La mostra “A schiena dritta. Tutelare il mestiere della libertà” è stata prorogata fino al 2 giugno 2026 e rimane uno spazio di riflessione sul ruolo del giornalismo in Italia. Organizzata dall’INPGI per il centenario dell’ente e patrocinata dal Ministero della Cultura, l’esposizione si è aperta il 24 marzo con l’inaugurazione alla presenza del presidente Roberto Ginex, della direttrice generale Mimma Iorio e della sottosegretaria Lucia Borgonzoni.
Situata negli spazi della Fondazione Paolo Murialdi in via Nizza 35 a Roma, la mostra ha già raccolto oltre 1500 visitatori tra singoli, gruppi e scolaresche, confermando l’interesse per la storia della professione.
Un percorso espositivo tra oggetti e immagini
Il cuore dell’allestimento è composto da più di 60 pezzi che raccontano il giornalismo italiano dagli anni Sessanta al Duemila.
Tra i reperti spiccano scatti del fotogiornalista Franco Lannino, una vecchia macchina telefoto e la telecamera di Miran Hrovatin, ucciso insieme a Ilaria Alpi a Mogadiscio il 20 marzo 1994. Nella raccolta sono esposte anche quattro macchine per scrivere appartenute a fiduciari INPGI, incluso lo strumento utilizzato da Giancarlo Siani.
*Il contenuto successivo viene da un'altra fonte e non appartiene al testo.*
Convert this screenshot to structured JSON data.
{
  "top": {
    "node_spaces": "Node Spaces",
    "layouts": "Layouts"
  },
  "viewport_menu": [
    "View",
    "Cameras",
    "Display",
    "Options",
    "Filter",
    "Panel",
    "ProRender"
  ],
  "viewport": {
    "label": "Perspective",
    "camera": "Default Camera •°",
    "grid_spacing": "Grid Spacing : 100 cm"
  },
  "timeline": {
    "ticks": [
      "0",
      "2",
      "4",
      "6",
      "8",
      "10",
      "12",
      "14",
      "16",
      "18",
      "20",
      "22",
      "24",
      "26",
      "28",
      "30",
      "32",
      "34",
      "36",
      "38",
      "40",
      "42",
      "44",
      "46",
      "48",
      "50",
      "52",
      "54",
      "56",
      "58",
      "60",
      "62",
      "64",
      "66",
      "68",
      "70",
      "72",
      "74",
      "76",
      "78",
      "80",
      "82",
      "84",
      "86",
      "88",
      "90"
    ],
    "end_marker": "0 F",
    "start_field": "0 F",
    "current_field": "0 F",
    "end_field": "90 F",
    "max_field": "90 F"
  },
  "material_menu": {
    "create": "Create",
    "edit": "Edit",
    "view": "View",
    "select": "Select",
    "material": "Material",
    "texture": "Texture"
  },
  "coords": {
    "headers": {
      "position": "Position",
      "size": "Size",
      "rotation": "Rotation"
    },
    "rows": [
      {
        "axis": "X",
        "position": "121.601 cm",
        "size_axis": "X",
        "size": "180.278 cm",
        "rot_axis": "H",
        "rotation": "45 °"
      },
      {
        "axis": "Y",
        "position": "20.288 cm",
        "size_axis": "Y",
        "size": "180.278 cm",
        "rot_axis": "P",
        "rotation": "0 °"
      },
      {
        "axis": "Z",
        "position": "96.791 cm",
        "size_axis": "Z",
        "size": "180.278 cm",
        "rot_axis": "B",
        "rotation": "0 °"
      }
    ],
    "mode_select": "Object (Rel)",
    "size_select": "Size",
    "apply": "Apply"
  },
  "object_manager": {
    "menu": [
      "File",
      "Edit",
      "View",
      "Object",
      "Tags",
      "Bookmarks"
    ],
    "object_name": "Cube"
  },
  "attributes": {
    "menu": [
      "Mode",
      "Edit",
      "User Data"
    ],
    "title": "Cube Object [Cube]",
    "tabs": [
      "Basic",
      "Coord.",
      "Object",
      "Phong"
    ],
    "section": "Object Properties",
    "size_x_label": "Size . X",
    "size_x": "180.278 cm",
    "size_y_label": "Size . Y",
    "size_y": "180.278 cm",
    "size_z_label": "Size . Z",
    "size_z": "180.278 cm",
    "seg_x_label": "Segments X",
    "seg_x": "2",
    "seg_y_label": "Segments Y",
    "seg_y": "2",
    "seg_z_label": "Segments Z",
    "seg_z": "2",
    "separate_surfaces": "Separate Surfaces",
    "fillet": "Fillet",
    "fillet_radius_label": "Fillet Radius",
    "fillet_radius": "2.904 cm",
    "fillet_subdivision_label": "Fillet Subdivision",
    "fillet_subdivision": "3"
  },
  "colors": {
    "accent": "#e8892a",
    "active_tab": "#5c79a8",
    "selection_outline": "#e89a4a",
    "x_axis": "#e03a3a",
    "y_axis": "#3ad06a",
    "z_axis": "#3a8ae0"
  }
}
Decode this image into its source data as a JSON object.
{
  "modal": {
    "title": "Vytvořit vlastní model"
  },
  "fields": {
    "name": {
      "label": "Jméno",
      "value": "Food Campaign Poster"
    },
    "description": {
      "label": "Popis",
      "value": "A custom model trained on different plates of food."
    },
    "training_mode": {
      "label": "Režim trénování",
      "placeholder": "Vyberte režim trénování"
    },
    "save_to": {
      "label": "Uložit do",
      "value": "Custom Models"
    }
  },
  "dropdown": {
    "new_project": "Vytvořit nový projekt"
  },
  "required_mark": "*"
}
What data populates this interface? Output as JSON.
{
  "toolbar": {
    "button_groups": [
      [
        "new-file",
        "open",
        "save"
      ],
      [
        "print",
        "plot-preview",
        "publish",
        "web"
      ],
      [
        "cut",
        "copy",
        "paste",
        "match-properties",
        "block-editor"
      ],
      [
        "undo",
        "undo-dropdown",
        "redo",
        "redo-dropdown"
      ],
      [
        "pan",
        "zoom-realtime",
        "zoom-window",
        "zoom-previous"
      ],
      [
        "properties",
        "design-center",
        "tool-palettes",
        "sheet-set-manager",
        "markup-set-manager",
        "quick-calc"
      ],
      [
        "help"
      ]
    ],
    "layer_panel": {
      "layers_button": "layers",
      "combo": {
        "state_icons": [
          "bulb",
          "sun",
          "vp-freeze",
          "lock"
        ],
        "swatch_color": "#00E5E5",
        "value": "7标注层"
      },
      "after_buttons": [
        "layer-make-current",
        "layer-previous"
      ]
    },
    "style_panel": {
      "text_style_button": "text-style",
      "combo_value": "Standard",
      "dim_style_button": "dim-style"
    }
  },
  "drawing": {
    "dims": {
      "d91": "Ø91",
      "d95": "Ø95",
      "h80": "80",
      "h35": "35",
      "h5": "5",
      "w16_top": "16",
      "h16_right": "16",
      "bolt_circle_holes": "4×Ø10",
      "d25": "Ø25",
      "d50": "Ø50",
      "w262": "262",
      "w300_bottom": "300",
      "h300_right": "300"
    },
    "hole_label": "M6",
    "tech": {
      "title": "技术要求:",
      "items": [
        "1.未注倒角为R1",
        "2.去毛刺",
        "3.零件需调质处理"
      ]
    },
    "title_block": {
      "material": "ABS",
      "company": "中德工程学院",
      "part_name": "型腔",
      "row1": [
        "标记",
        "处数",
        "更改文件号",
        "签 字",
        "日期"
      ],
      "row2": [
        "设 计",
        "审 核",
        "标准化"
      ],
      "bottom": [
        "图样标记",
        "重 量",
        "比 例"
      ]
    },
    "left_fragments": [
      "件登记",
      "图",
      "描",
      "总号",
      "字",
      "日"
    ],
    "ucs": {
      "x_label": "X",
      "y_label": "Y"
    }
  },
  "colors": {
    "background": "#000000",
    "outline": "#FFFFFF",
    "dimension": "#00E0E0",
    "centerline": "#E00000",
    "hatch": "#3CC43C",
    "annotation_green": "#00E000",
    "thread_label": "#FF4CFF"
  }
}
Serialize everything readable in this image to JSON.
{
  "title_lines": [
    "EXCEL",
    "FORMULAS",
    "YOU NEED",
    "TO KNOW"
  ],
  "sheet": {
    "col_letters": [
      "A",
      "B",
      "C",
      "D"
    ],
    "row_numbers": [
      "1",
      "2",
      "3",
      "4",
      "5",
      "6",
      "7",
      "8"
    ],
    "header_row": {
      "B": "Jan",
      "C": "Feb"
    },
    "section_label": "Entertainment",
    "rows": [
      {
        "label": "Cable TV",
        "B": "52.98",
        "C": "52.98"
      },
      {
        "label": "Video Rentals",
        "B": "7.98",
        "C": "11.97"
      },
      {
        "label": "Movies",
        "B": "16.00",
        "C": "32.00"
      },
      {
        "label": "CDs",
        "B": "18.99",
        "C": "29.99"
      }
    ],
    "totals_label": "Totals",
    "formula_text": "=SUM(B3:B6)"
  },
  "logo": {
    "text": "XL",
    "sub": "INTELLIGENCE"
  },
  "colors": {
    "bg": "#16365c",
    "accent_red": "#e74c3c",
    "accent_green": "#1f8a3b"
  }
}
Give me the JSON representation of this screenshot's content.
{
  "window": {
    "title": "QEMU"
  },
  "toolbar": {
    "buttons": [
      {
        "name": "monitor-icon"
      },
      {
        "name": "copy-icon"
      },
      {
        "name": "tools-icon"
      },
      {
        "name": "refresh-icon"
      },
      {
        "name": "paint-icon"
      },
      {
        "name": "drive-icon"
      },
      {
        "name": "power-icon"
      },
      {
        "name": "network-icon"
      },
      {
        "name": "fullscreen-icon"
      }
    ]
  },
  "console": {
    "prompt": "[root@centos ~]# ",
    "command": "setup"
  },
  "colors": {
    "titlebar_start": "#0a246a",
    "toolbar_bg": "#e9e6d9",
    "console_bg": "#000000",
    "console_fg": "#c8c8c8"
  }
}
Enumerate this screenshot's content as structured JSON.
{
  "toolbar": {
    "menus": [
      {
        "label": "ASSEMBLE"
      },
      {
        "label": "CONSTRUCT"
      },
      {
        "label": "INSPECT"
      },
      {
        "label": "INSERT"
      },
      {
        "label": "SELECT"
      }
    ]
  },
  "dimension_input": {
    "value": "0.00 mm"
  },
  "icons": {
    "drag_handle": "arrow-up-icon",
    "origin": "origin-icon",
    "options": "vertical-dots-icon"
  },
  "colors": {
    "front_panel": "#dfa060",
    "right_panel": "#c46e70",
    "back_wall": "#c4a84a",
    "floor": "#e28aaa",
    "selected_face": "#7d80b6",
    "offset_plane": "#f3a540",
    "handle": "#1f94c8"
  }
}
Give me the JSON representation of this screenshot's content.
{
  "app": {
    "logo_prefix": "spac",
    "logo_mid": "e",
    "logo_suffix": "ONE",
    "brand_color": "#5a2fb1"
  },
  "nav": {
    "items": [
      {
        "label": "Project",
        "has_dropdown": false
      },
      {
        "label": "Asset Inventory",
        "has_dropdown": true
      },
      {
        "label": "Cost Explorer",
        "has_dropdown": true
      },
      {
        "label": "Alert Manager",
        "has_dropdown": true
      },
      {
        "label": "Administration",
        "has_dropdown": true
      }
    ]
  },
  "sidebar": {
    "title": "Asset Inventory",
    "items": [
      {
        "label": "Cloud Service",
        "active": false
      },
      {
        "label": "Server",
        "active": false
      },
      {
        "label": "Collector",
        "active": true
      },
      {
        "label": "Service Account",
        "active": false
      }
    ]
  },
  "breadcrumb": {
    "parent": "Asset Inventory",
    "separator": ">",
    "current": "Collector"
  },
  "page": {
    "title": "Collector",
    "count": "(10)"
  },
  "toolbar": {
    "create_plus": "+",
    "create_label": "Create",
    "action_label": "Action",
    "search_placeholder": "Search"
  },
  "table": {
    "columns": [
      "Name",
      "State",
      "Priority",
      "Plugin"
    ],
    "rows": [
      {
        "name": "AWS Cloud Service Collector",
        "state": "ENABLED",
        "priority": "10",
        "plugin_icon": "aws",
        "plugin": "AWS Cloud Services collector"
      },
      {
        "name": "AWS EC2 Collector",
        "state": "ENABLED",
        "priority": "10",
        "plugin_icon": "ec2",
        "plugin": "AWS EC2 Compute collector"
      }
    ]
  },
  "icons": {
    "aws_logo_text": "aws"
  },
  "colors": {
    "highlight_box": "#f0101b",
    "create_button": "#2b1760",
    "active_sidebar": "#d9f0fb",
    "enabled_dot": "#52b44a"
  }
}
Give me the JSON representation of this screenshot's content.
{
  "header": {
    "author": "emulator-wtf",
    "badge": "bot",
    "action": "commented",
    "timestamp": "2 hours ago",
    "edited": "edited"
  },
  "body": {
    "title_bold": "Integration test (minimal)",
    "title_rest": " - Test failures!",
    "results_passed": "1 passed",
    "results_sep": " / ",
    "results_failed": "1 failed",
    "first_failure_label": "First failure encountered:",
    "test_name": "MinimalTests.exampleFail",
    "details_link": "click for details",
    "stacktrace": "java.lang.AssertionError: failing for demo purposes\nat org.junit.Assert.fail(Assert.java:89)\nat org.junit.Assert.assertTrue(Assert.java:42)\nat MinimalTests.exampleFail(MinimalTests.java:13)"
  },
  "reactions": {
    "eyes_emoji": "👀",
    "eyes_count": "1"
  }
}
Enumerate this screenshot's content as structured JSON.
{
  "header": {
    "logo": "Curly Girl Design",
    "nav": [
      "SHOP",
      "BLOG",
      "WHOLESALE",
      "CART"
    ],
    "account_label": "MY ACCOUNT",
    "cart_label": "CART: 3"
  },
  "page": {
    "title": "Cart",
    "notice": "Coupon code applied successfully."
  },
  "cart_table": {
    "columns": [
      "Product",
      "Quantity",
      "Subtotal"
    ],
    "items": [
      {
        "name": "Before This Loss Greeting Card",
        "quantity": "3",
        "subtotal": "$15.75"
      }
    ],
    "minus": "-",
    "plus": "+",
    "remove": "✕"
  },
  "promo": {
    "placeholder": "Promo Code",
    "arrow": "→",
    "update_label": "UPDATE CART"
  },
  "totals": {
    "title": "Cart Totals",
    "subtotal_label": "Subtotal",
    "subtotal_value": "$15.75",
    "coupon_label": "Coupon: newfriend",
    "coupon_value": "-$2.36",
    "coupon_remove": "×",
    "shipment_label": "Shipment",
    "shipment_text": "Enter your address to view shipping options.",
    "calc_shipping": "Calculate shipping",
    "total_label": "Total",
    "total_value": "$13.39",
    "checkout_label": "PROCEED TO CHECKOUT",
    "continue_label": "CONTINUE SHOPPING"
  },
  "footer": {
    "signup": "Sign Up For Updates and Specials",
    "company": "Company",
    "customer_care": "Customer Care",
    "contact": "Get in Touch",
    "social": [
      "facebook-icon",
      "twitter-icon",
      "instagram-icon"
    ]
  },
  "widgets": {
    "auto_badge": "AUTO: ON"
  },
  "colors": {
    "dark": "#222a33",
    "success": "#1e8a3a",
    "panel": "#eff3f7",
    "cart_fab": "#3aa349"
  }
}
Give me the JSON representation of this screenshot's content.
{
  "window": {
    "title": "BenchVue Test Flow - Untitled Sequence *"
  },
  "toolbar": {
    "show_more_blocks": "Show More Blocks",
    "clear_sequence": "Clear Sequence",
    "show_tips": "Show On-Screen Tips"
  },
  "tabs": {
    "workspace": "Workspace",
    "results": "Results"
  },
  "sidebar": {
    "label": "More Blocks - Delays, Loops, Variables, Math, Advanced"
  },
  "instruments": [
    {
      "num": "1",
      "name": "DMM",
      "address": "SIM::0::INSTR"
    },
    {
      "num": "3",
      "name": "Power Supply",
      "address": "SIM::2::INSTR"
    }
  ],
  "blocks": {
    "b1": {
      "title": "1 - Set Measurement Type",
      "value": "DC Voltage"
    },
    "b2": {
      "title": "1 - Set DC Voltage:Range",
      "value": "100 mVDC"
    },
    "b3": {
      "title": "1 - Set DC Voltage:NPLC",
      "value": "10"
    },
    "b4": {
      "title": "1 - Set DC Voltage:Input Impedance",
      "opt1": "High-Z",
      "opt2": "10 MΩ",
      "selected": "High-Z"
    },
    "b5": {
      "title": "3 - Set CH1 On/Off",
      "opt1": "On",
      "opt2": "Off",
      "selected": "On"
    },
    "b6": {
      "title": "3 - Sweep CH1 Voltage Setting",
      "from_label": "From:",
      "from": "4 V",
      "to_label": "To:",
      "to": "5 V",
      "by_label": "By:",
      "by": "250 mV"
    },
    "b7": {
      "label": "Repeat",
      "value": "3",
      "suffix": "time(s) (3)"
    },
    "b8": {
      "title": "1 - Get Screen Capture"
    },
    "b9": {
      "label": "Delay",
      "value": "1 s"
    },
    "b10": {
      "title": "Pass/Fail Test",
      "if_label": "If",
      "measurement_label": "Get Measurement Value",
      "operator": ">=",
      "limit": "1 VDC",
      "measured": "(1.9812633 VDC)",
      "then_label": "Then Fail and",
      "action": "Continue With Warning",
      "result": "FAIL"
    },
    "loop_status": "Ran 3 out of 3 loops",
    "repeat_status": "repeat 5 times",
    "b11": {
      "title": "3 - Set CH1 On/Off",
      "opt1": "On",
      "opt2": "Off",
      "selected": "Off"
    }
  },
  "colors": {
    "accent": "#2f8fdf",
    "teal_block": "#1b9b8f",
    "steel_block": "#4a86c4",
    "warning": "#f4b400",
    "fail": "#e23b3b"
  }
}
A completare il percorso, un video storico sull’INPGI, tre pannelli in bianco e nero su forex e teche con oggetti, documenti e verbali dell’istituto.
Testimonianze e materiali d’archivio
Le teche espositive custodiscono una selezione di documenti storici e pagine di giornali d’epoca che offrono un quadro concreto della pratica giornalistica: dai taccuini di cronaca alle lettere ufficiali, fino ai verbali d’epoca. Questi materiali servono a mostrare come si sia evoluto il mestiere e quali strumenti fossero alla base del lavoro quotidiano dei cronisti. L’esposizione mette in rilievo il rapporto tra memoria e professione, offrendo al pubblico non solo oggetti, ma contesti che spiegano trasformazioni tecniche e deontologiche del giornalismo italiano.
Un omaggio ai giornalisti caduti
Una parte importante della mostra è dedicata alla memoria dei cronisti uccisi nell’esercizio della professione. L’allestimento celebra i protagonisti del giornalismo d’inchiesta come Cosimo Cristina (primo cronista ucciso dalla mafia nel 1960), Mauro De Mauro, Giovanni Spampinato, Peppino Impastato, Mario Francese, Giuseppe Fava, Mauro Rostagno e Beppe Alfano. Vengono inoltre ricordati il sacrificio di Walter Tobagi, Giancarlo Siani, Ilaria Alpi e Maria Grazia Cutuli (assassinata in Afghanistan nel 2001), insieme a figure simbolo come Giuseppe Quatriglio, che raccontò il terremoto del Belìce nel 1968. Questo nucleo dell’esposizione vuole sottolineare il prezzo pagato dalla libertà di informazione e stimolare la riflessione sul valore del coraggio professionale.
Il significato pubblico della mostra
Oltre al valore storico, la mostra funziona come piattaforma educativa: mette in primo piano i cronisti e le difficoltà della professione, invitando a comprendere il legame tra diritto all’informazione e democrazia. L’apertura straordinaria prevista per il 23 maggio — anniversario della strage di Capaci — rafforza il legame con la memoria civile. Il progetto intende stimolare un dibattito sul ruolo del giornalismo contemporaneo, guardando sia alle radici storiche sia alle sfide attuali legate a tecnologia, sicurezza e indipendenza professionale.
Visita e informazioni pratiche
La mostra è visitabile fino al 2 giugno 2026 con ingresso libero. Gli orari di apertura sono dalle 9 alle 17, tutti i giorni tranne il 24 e il 31 maggio. La sede è la Fondazione Paolo Murialdi in via Nizza 35, Roma. Per chi desidera approfondire, sono disponibili materiali informativi e visite guidate su richiesta, ideali per scolaresche e gruppi che vogliono contestualizzare le testimonianze esposte. L’estensione della data di chiusura offre un’ulteriore opportunità per chi non ha ancora potuto vedere il percorso e partecipare alla riflessione collettiva sul mestiere del giornalista.